Theatre review – Cabaret (5/5)
Redknapp does a decent job of emulating the role made famous in film by Liza Minnelli, but the show stealer of this performance at the Edinburgh Playhouse is the singer Will Young.
Painted in clown face for most of the show, Young is a revelation as Emcee with his range going far beyond his reality pop star status.
Young, who reprises his Olivier Award-nominated role, opens the action by proclaiming “Wilkommen” and it heralds a night of bawdy entertainment typifying the mood of a city on the cusp of Nazism.
Susan Penhaligon with a long pedigree in theatre and television (Upstairs Downstairs, Bouquet of Barbed Wire) plays Fraulein Schneider, the landlady of a louche rooming house with plenty of characters passing through.

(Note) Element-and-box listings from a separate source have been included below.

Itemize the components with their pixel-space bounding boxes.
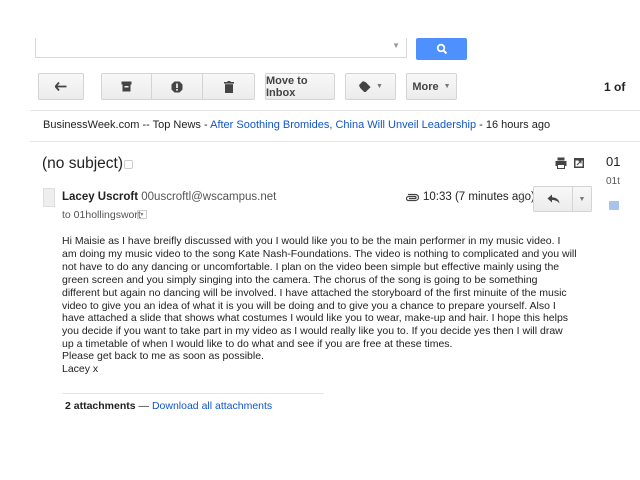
attachments-summary: 2 attachments — Download all attachments [65, 400, 272, 412]
divider [30, 110, 640, 111]
important-marker-icon[interactable] [124, 160, 133, 169]
chevron-down-icon: ▼ [578, 195, 586, 203]
news-headline-link[interactable]: After Soothing Bromides, China Will Unve… [210, 119, 476, 131]
more-label: More [412, 80, 439, 93]
avatar [43, 188, 55, 207]
move-to-inbox-button[interactable]: Move to Inbox [265, 73, 335, 100]
move-to-inbox-label: Move to Inbox [266, 74, 308, 99]
news-ticker: BusinessWeek.com -- Top News - After Soo… [43, 119, 550, 131]
side-panel-text: 01 [606, 154, 621, 169]
chevron-down-icon: ▼ [443, 83, 451, 90]
search-icon [436, 43, 447, 55]
divider [62, 393, 324, 394]
print-icon[interactable] [555, 157, 567, 169]
recipient-line: to 01hollingswort [62, 209, 141, 221]
labels-button[interactable]: ▼ [345, 73, 396, 100]
paperclip-icon [405, 193, 419, 202]
more-reply-options-button[interactable]: ▼ [572, 187, 591, 211]
more-button[interactable]: More ▼ [406, 73, 457, 100]
reply-button[interactable] [534, 187, 572, 211]
reply-button-group: ▼ [533, 186, 592, 212]
sender-name[interactable]: Lacey Uscroft [62, 191, 138, 203]
star-icon[interactable]: ☆ [516, 188, 529, 205]
back-to-inbox-button[interactable] [38, 73, 84, 100]
download-all-attachments-link[interactable]: Download all attachments [152, 400, 272, 412]
sender-email: 00uscroftl@wscampus.net [141, 191, 277, 203]
message-subject: (no subject) [42, 155, 123, 172]
message-signoff: Please get back to me as soon as possibl… [62, 350, 264, 376]
side-panel-icon[interactable] [609, 201, 619, 210]
sender-line: Lacey Uscroft 00uscroftl@wscampus.net [62, 191, 276, 203]
divider [30, 141, 640, 142]
chevron-down-icon: ▼ [376, 83, 383, 90]
delete-button[interactable] [202, 74, 254, 99]
search-input[interactable]: ▼ [35, 38, 407, 58]
archive-button[interactable] [102, 74, 151, 99]
back-arrow-icon [55, 82, 67, 91]
news-source: BusinessWeek.com -- Top News - [43, 119, 208, 131]
side-panel-text: 01t [606, 176, 620, 187]
show-details-icon[interactable]: ▼ [137, 210, 147, 219]
action-button-group [101, 73, 255, 100]
reply-icon [547, 194, 559, 204]
page-indicator: 1 of [604, 80, 626, 94]
attachments-count: 2 attachments [65, 400, 136, 412]
message-signature: Lacey x [62, 363, 99, 375]
news-age: - 16 hours ago [479, 119, 551, 131]
search-options-caret-icon[interactable]: ▼ [392, 41, 400, 50]
message-closing: Please get back to me as soon as possibl… [62, 350, 264, 362]
trash-icon [223, 80, 234, 93]
new-window-icon[interactable] [573, 157, 585, 169]
label-icon [359, 81, 371, 92]
attachments-separator: — [138, 400, 150, 412]
archive-icon [121, 81, 132, 92]
report-spam-button[interactable] [151, 74, 202, 99]
report-spam-icon [171, 81, 183, 92]
search-button[interactable] [416, 38, 467, 60]
message-body: Hi Maisie as I have breifly discussed wi… [62, 235, 577, 351]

The era, in all its depravity, is suitably depicted in the dazzling sets by Katrina Lindsay and choreography from Javier de Frutos.
Mood changes see the backdrop change from the colourful Kit Kat Club with to Fraulein Schneider’s grey and oppressive looking house where she constantly rebukes the ladies for bringing home their “nephews” and “brothers.”

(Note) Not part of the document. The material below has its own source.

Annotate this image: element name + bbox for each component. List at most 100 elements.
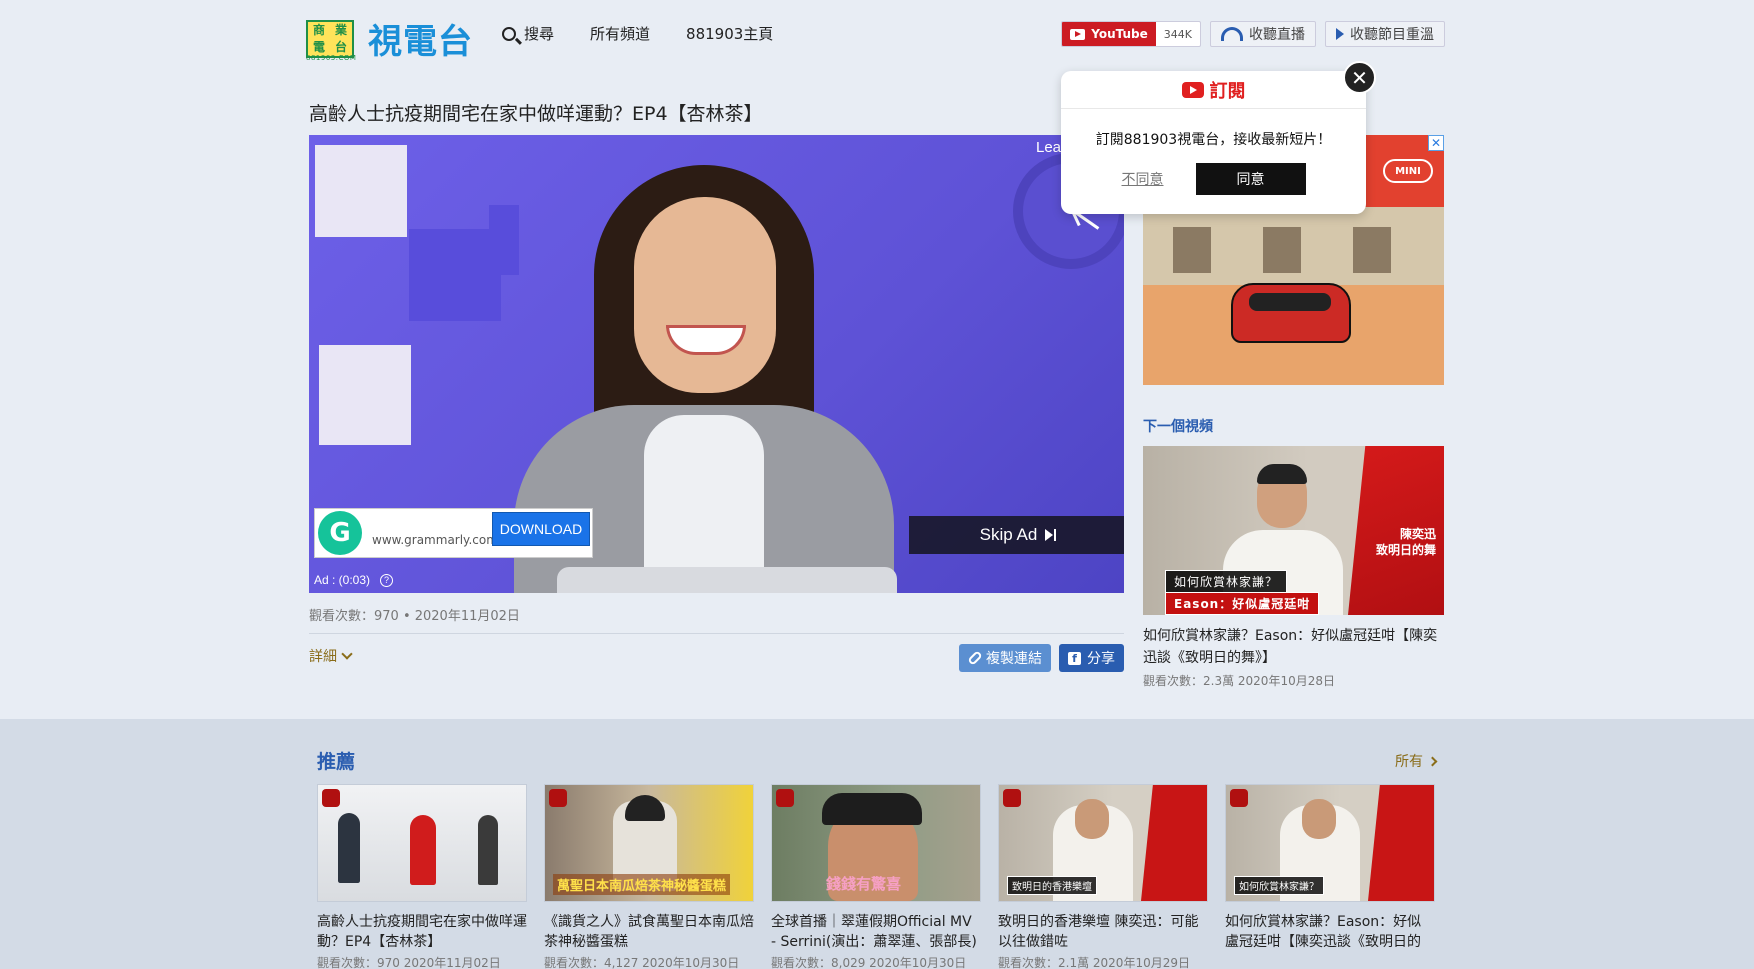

The original songwriting from John Kander and Fred Ebb includes stand-outs Maybe This Time and, of course, Life Is A Cabaret.
Redknapp delivers these with perfect range though the performance would benefit from her growing into the tragedy of the role as the tour progresses.
The overall pervading mood of the action is impending doom as swastikas start to appear just before Hitler takes power in 1933.
As the city shudders no-one is holding their breath and the whole company shows how these free-living Berliners partied until they were powerless against the impending doom.
Young is central to the change of tone as the tragicomic Emcee. This is a very physical performance showing a range of comic buffoonery and clown-like lamentations as the era comes to an end.
The choreography is simply stunning with many set pieces including Emcee as a puppet master while some of the company dance robotically. There’s a lot of symbolism in this production.
Penhaligon and Linal Haft as Herr Schultz bring some serious acting to the stage but Young is not far behind – his performance is outstanding and the whole company should be praised for their dazzling energy.
The poignancy of the finale gives the production a twist that was missing from the movie version.
It’s not hard to see why the hype around this filled almost every seat on opening night. Highly recommended.